How to Praise Your Child Effectively



Have you been appraised by someone - Boss, spouse or even your own kids? When was it? How do you feel then? Good and thinking all those hard work or heartache is worth it?

Just the same for children, they would also feel likewise when their accomplishment or effort is noticed and appraised by you.


Young children, particularly those below 10 years old, are generally approval-seeking. They would crave to be liked, loved and appreciated particularly by their parents and authoritative figures in their lives like teachers and coaches. Hence, praising and affirming them can greatly impact their behavior and self-esteem.
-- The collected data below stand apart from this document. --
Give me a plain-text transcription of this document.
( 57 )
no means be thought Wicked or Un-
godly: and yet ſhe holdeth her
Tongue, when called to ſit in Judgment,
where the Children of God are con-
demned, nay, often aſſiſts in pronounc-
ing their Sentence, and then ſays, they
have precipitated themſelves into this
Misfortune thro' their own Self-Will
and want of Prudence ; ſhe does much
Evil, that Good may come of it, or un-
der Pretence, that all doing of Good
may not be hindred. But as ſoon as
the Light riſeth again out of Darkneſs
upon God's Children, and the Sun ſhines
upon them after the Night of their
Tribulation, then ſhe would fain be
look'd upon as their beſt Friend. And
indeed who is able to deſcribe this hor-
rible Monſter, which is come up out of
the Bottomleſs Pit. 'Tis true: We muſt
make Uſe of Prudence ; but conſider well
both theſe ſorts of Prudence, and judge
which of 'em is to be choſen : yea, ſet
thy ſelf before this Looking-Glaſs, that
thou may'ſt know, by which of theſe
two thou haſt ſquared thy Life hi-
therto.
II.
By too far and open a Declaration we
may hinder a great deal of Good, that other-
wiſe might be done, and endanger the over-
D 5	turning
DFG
So how do we praise them? Basically there are 2 types:


1) Based on their accomplishment


When a child did well in his school work, sports or any other competitions, we can give him a pat on their shoulder or a bear-hug with a jubilant “Well done”, “Good job” or “that’s excellent”.


On the other hand, if the child has failed in the above attempt, we can still praise him for the effort made in the process and encourage him to press on and do better next round.




2) Based on their positive behavior progress or transformation


When a child has shown an improved behavior or is able to conduct himself better than usual, we should praise or affirm him of his “great” progress. In doing this, we are actually reinforcing his resolute to steer towards more good behavior or positive transformation.


Take note, however, this form of praising should be delivered differently for different age groups. For young kids below 8, praising them publicly would perk them up significantly as they still love to be in the limelight, and yearn for our reassurance and approval.


However, for older kids, especially those entering puberty or are introverts, they might shy away from the spotlight. Praising them in private would be effective and meaningful.




The basic thumb of rule in praising and affirming for the authoritative figures is to be generous, gracious and deliver them specifically and sincerely. You would be surprised that some kids, particularly the older or matured ones, can differentiate a genuine praise from mere flattery.